2. We note that the Supreme Court did not address the question whether the Second Amendment is incorporated through the Fourteenth Amendment and thus applicable to the states.
3. In its July 27, 2007, order, the district court noted that it should have conducted a investigation beyond Fincher's financial affidavit before it initially appointed him counsel. Fincher, 2007 WL 2177062, at *7. Nevertheless, the district court reasoned that the defendant has the burden of establishing financial eligibility for court appointed counsel and that Fincher did not meet this burden and in fact misrepresented his financial eligibility by listing the 120 acres as having an unknown value when, in fact, he knew that real estate in the same area had recently sold for between $2,000 and $4,000 an acre. See id. (citing United States v. Lefkowitz, 125 F.3d 608 (8th Cir.1997)).
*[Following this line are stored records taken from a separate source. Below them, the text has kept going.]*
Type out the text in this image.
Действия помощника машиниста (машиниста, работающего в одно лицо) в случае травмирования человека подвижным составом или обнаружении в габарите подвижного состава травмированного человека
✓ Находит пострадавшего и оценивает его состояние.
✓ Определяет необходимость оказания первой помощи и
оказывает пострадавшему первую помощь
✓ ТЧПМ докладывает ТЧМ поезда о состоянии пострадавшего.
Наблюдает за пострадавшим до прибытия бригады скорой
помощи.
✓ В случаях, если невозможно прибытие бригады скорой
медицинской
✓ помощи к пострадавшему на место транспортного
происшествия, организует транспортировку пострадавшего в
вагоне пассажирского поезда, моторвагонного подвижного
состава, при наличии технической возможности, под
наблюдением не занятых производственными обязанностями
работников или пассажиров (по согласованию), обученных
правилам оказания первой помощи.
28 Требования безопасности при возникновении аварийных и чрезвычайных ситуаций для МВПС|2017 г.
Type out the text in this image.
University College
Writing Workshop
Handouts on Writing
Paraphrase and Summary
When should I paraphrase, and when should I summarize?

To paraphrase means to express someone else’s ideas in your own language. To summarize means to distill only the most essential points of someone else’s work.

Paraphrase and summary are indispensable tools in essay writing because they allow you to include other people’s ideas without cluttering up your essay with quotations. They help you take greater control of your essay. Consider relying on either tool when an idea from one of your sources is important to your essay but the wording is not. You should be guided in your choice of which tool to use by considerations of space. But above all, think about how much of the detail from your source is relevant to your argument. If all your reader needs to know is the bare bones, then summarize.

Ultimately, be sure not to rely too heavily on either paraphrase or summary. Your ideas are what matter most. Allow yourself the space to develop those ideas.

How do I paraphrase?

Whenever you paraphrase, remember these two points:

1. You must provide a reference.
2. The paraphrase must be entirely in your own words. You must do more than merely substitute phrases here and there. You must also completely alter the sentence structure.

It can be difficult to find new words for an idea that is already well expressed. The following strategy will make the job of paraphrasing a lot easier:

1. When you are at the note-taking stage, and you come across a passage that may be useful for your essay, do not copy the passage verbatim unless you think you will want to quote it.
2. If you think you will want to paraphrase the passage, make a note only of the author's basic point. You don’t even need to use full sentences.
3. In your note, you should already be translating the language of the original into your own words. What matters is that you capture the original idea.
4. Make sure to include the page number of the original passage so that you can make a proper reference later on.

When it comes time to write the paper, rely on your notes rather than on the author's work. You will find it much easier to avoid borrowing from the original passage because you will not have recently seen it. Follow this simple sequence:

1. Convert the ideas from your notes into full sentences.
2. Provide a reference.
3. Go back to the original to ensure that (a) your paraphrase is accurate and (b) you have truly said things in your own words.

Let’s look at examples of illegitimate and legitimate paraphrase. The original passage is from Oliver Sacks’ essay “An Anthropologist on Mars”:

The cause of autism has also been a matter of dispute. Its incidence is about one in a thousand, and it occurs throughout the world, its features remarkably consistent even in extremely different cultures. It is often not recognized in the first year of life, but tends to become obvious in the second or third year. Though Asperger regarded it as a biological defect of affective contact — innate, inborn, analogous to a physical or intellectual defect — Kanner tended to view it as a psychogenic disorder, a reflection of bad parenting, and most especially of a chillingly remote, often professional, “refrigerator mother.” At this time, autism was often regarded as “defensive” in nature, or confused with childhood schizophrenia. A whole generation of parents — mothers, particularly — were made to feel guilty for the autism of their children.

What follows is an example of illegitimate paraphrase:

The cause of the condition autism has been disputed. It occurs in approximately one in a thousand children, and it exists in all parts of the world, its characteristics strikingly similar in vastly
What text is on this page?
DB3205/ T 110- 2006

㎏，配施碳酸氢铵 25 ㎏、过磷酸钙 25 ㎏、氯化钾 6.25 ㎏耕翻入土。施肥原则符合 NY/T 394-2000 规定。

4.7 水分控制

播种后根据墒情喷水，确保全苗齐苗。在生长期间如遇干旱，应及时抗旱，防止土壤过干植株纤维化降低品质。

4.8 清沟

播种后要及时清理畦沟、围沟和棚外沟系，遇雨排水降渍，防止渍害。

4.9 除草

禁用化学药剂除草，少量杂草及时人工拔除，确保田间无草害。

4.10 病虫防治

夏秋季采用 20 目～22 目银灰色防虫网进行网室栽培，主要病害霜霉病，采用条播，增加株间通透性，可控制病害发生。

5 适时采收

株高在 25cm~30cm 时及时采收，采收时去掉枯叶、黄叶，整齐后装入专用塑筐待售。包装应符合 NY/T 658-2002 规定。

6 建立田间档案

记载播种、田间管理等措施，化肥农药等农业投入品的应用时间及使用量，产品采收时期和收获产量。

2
4. Generally, cases in which a defendant's ineligibility for court appointed counsel has been affirmed are based upon the defendant's income and cash flow, not a requirement that the defendant sell his homestead to facilitate the payment of defense costs. See, e.g., Lefkowitz, 125 F.3d at 621 (defendant had recently spent several hundred thousand dollars on other attorney's fees and personal expenses and district court found defendant's own testimony of indigence to be lacking credibility); United States v. Harris, 707 F.2d 653, 661 (2d Cir. 1983) (district court found that defendant had "substantial income" in the past two years and might have had other undisclosed income); United States v. Wetzel, 488 F.2d 153, 157 (8th Cir. 1973) (affirming reimbursement order (for about $350) because defendant received $19,000 for the sale of cattle and owned real estate (the opinion provides no indication that the real estate was defendant's homestead)).